How I Analyzed One Million Voter Records in Manhattan

What if you could instantly visualize the political affiliation of an entire city, down to every single apartment and human registered to vote? Somewhat surprisingly, the City of New York made this a reality in early 2019, when the NYC Board of Elections decided to release 4.6 million voter records online, as reported by the New York Times. These records included full name, home address, political affiliation, and whether you have registered in the past 2 years. The reason according to this article was:

Board officials said their print vendor was not able to produce enough copies of the voter enrollment book in time for candidates to begin gathering petition signatures in February, which is why they posted the information online.

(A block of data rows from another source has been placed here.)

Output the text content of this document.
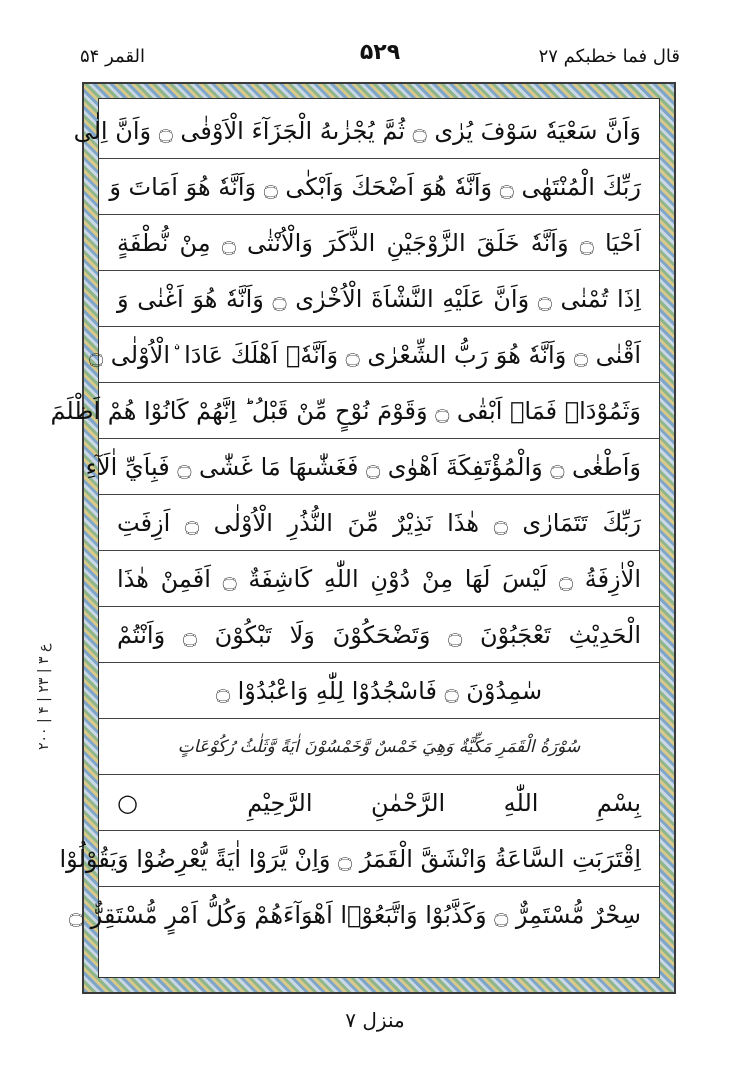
القمر ۵۴	۵۲۹	قال فما خطبکم ۲۷
ع ۳ | ۲۳ | ۴ | ۲۰۰
وَاَنَّ سَعْيَهٗ سَوْفَ يُرٰى ۝ ثُمَّ يُجْزٰىهُ الْجَزَآءَ الْاَوْفٰى ۝ وَاَنَّ اِلٰى
رَبِّكَ الْمُنْتَهٰى ۝ وَاَنَّهٗ هُوَ اَضْحَكَ وَاَبْكٰى ۝ وَاَنَّهٗ هُوَ اَمَاتَ وَ
اَحْيَا ۝ وَاَنَّهٗ خَلَقَ الزَّوْجَيْنِ الذَّكَرَ وَالْاُنْثٰى ۝ مِنْ نُّطْفَةٍ
اِذَا تُمْنٰى ۝ وَاَنَّ عَلَيْهِ النَّشْاَةَ الْاُخْرٰى ۝ وَاَنَّهٗ هُوَ اَغْنٰى وَ
اَقْنٰى ۝ وَاَنَّهٗ هُوَ رَبُّ الشِّعْرٰى ۝ وَاَنَّهٗۤ اَهْلَكَ عَادَا ۨالْاُوْلٰى ۝
وَثَمُوْدَاۡ فَمَاۤ اَبْقٰى ۝ وَقَوْمَ نُوْحٍ مِّنْ قَبْلُ ؕ اِنَّهُمْ كَانُوْا هُمْ اَظْلَمَ
وَاَطْغٰى ۝ وَالْمُؤْتَفِكَةَ اَهْوٰى ۝ فَغَشّٰىهَا مَا غَشّٰى ۝ فَبِاَيِّ اٰلَآءِ
رَبِّكَ تَتَمَارٰى ۝ هٰذَا نَذِيْرٌ مِّنَ النُّذُرِ الْاُوْلٰى ۝ اَزِفَتِ
الْاٰزِفَةُ ۝ لَيْسَ لَهَا مِنْ دُوْنِ اللّٰهِ كَاشِفَةٌ ۝ اَفَمِنْ هٰذَا
الْحَدِيْثِ تَعْجَبُوْنَ ۝ وَتَضْحَكُوْنَ وَلَا تَبْكُوْنَ ۝ وَاَنْتُمْ
سٰمِدُوْنَ ۝ فَاسْجُدُوْا لِلّٰهِ وَاعْبُدُوْا ۝
سُوْرَةُ الْقَمَرِ مَكِّيَّةٌ وَهِيَ خَمْسٌ وَّخَمْسُوْنَ اٰيَةً وَّثَلٰثُ رُكُوْعَاتٍ
بِسْمِ اللّٰهِ الرَّحْمٰنِ الرَّحِيْمِ ○
اِقْتَرَبَتِ السَّاعَةُ وَانْشَقَّ الْقَمَرُ ۝ وَاِنْ يَّرَوْا اٰيَةً يُّعْرِضُوْا وَيَقُوْلُوْا
سِحْرٌ مُّسْتَمِرٌّ ۝ وَكَذَّبُوْا وَاتَّبَعُوْۤا اَهْوَآءَهُمْ وَكُلُّ اَمْرٍ مُّسْتَقِرٌّ ۝
منزل ۷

so this became the ‘stopgap’ in the meantime. Although as NYC BOE spokeswoman Valerie Vazquez-Diaz said in the same article:

Whether you were aware of it or not, NY voter data is public record.

While the idea of a city making 4.6 million personal records of voters publicly available on a whim is deeply troubling, and I plan to discuss that in another article, the opportunity to visualize this data intrigued me. With most public datasets, the most granular you tend to have access to is maybe census tract level, but New York City just laid out one of the most unique datasets in the world! For the first time there now existed a dataset to visualize a vast array of hyper-granular voter data, including political affiliation concentration by area, whether there are concerted efforts in certain areas to register new voters, and how dominant parties are at a scale that people can understand.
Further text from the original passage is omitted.